Über 14 Millionen Arbeiter leben in der Türkei, wovon laut türkischer Sozialversicherungsanstalt SGK über 42 Prozent nur für einen Mindestlohn arbeiten und ihre Familien nicht versorgen können, bei diesen Preisen schon mal gar nicht. Nach dem Krisenmanagementversagen der AKP-Regierung beim Erdbeben, sowie der wirtschaftlichen Extremsituation scheint auch das Spiel mit der Religion nicht mehr durchzugreifen. Der Wunsch nach einer Abwahl der AKP-Regierung ist groß gleichzeitig auch die Sorge darüber, dass Erdoğan die Macht nur schwer aus der Hand geben wird.
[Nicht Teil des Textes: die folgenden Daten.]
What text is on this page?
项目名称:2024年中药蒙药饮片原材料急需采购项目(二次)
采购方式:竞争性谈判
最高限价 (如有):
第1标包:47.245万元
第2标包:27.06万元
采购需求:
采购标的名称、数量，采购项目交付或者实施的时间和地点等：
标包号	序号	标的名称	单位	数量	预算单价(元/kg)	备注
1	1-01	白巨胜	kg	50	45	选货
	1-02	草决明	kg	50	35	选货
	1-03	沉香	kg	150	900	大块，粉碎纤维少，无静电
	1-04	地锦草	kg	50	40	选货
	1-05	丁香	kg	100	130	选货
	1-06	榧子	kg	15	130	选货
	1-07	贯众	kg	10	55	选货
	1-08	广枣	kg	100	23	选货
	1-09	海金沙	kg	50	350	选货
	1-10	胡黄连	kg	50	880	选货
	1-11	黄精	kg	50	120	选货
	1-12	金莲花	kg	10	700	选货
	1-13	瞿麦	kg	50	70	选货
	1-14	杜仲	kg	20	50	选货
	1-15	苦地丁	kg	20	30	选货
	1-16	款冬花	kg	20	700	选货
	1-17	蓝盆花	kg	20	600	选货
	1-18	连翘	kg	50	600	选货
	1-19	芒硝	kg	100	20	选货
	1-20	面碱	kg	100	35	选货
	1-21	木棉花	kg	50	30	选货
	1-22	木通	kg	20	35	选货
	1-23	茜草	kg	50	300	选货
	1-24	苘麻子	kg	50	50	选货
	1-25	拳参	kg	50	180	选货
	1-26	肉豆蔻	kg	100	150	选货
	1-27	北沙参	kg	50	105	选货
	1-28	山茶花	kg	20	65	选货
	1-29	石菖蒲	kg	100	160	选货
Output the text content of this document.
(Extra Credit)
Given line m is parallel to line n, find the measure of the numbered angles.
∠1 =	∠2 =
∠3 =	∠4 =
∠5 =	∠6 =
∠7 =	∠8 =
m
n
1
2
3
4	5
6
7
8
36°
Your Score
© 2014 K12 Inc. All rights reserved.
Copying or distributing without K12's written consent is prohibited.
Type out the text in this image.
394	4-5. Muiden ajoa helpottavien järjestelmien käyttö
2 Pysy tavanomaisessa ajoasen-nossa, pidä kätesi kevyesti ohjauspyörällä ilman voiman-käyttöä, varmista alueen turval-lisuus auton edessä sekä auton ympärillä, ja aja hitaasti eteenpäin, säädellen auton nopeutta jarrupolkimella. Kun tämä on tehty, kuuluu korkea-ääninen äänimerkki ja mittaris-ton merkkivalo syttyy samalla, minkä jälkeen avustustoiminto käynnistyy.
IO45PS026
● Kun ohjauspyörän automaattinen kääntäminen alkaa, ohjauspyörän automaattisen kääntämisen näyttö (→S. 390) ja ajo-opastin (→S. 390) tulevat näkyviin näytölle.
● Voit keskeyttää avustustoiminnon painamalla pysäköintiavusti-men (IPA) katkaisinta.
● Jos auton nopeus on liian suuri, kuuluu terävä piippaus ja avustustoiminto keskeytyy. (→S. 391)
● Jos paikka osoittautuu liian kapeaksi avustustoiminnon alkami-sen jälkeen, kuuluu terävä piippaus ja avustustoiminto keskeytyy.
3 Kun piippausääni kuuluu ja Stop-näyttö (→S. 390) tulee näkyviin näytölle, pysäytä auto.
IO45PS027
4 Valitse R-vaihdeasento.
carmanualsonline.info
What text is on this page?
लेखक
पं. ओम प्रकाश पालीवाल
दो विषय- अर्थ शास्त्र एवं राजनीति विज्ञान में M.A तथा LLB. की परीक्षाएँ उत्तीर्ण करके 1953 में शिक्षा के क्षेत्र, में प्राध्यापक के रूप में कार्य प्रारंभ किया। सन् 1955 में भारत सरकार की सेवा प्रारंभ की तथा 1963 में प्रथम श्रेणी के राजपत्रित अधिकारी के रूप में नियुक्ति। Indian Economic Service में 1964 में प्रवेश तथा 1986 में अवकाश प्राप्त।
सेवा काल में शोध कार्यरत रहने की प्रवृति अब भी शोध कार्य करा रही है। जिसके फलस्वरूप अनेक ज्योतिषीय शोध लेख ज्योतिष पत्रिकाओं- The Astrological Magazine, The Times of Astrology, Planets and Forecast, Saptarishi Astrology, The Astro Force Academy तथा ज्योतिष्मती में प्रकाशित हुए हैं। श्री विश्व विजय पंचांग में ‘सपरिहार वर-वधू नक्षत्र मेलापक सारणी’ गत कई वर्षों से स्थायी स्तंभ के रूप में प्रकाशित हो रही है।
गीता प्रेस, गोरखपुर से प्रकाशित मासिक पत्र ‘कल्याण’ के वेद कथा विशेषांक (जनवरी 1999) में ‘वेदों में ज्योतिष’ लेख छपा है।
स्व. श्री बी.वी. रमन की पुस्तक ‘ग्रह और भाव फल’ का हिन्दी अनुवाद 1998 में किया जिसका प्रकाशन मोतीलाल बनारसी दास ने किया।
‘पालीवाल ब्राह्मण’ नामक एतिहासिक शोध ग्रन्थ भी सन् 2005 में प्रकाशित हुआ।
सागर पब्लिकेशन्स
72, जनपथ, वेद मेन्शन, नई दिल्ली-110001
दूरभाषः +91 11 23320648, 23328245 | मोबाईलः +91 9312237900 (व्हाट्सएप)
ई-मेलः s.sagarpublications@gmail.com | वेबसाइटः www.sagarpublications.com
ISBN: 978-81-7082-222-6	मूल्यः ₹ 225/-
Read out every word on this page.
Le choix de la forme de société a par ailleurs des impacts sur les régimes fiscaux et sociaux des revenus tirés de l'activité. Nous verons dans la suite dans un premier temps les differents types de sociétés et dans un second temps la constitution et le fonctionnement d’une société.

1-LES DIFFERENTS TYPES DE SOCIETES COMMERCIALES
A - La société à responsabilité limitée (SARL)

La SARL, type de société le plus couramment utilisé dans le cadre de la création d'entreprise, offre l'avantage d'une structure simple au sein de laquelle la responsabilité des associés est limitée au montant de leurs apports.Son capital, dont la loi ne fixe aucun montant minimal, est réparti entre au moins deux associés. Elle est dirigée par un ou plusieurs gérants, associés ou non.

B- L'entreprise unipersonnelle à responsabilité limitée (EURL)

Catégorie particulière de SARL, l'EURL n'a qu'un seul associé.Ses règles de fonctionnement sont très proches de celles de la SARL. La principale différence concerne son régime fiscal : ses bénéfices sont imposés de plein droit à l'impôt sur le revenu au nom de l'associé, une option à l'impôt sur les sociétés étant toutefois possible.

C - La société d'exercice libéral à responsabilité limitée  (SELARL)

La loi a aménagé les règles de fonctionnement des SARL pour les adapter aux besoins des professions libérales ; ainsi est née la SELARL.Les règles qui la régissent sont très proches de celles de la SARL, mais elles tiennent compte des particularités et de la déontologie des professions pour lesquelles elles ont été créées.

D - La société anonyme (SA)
Realistische Chance auf Erdoğans Abwahl
Die Wahlprognosen sind sehr ambivalent und mit viel Kritik zu nehmen, doch die Chancen seiner Abwahl sind gegeben. Dem Umfrageinstitut MetroPoll zufolge liegt das „Volksbündnis“ Erdoğans bei 47,8 Prozent, Kılıçdaroğlus „Nationalbündnis“ bei 38,1 Prozent und das „Bündnis für Arbeit und Freiheit“ derzeit bei 13,9 Prozent. (siehe: tr.euronews.com, 17.04.2023) Manche andere Umfragen ergeben spiegelverkehrte oder sehr knapp zueinander stehende Ergebnisse. Allein auf die Parteien heruntergebrochen zeigt ein Großteil der Umfragen die AKP an erster und die CHP an zweiter Stelle, doch auf die Wahlbündnisse umgeschlagen, scheint das Volksbündnis eher immer weiter zurückzufallen.
Währenddessen hat das links-sozialistische „Bündnis für Arbeit und Freiheit“ keinen eigenen Präsidentschaftskandidaten gestellt und wird Kılıçdaroğlu gegen Erdoğan unterstützen, dies allein zur Beendigung des mittlerweile 21 Jahre andauernden Ein-Mann-Regimes. Die Oppositionskräfte möchten gleich nach dem ersten Wahldurchgang Erdoğan abgewählt und seine AKP geschwächt wissen. Wie sich die AKP Regierung durch die letzten zwei Dekaden Wahlergebnisse zurecht gebogen hat und welche Szenarien nach einem für Erdoğan unerwünschten Finale erfahrungsgemäß eintreten können, erwecken nach wie vor große Besorgnis, worin die gegenwärtige Ruhe und das Abwarten im Land womöglich begründet liegt.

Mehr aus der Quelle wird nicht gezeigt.